Despite government initiatives and the UK’s 2050 target to reduce emissions by at least 100% from levels captured in 1990, worldwide attempts to reduce climate changes have not yet hit the mark. This article discusses the impact of climate change on Insurance premiums.
The rise of severe weather
As severe weather is becoming increasingly recurrent and extreme, individuals and businesses are seeing a rise in weather-related incidents. So called ‘100 year floods’ are happening on a regular basis, with the recent flooding in South Yorkshire and the East Midlands being a prime example of how catastrophic these can be.
Flooding not only affects physical property but may also mean its occupants have to seek alternative accommodation or temporarily cease to trade. Insurers are therefore making more substantial payments for flood losses and in some cases being overwhelmed by the volume of claims, leading to shortages of loss adjusters who assist in the immediate remedial activities.
Short-term changes, long-term damage
The extreme freeze in early 2018 cost UK insurers £194m over three months for burst pipe claims, while the following extreme heatwave caused over £64 million of subsidence damage.
Ernst Rauch, Munich Re’s chief climatologist said: “If the risk from wildfires, flooding, storms or hail is increasing then the only sustainable option we have is to adjust our risk prices accordingly. In the long run it might become a social issue…”
Find the right balance
With the current economic climate remaining modest, with plenty of uncertainty in the air, it’s essential that insurance remains affordable to those who need it.
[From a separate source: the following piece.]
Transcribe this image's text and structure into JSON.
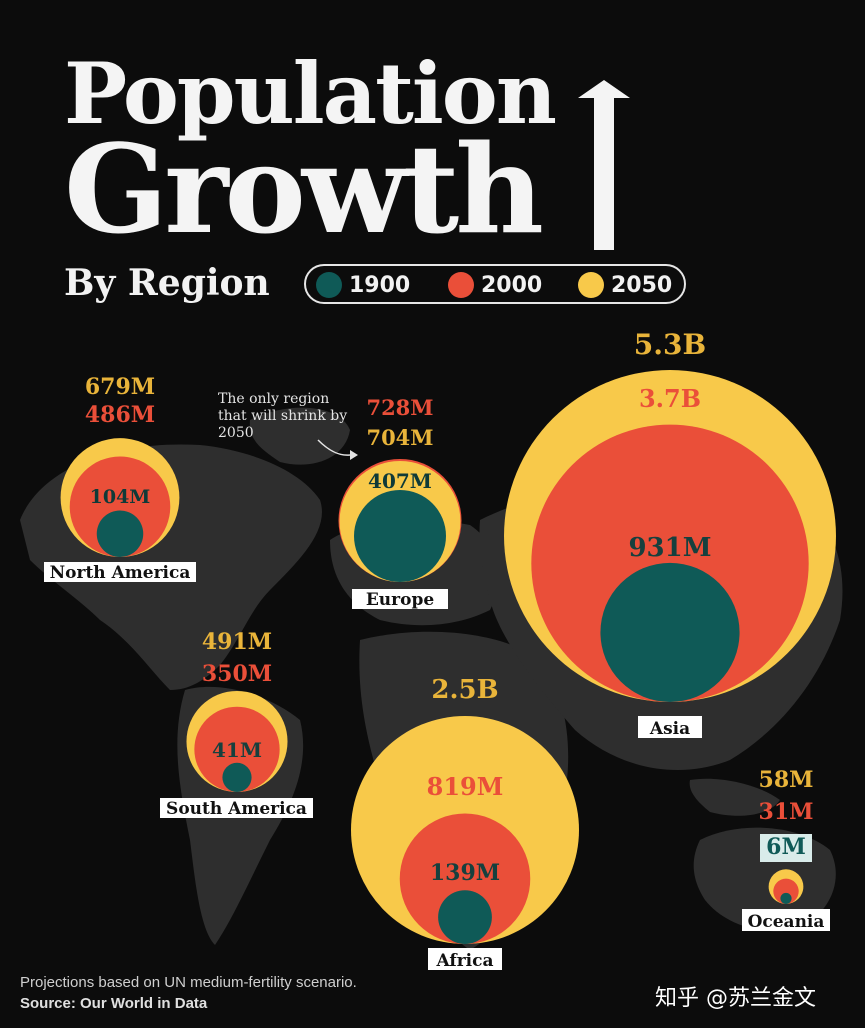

Yet, getting the balance right to offset the increased risk, and determining what to attribute one-off incidents to is not an easy task.
Nicolas Jeanmart, head of personal & general insurance and macroeconomics at Insurance Europe said:
“The sector is concerned that continuing global increases in temperature could make it increasingly difficult to offer the affordable financial protection that people deserve, and that modern society requires to function properly,”
Adapting to change
For those concerned about rising insurance costs, reassurance can be found in adaptations which have already been made by the insurance industry. From escalating flood concerns, schemes such as FloodRE have been implemented and insurance is increasingly becoming a part of resilience measures.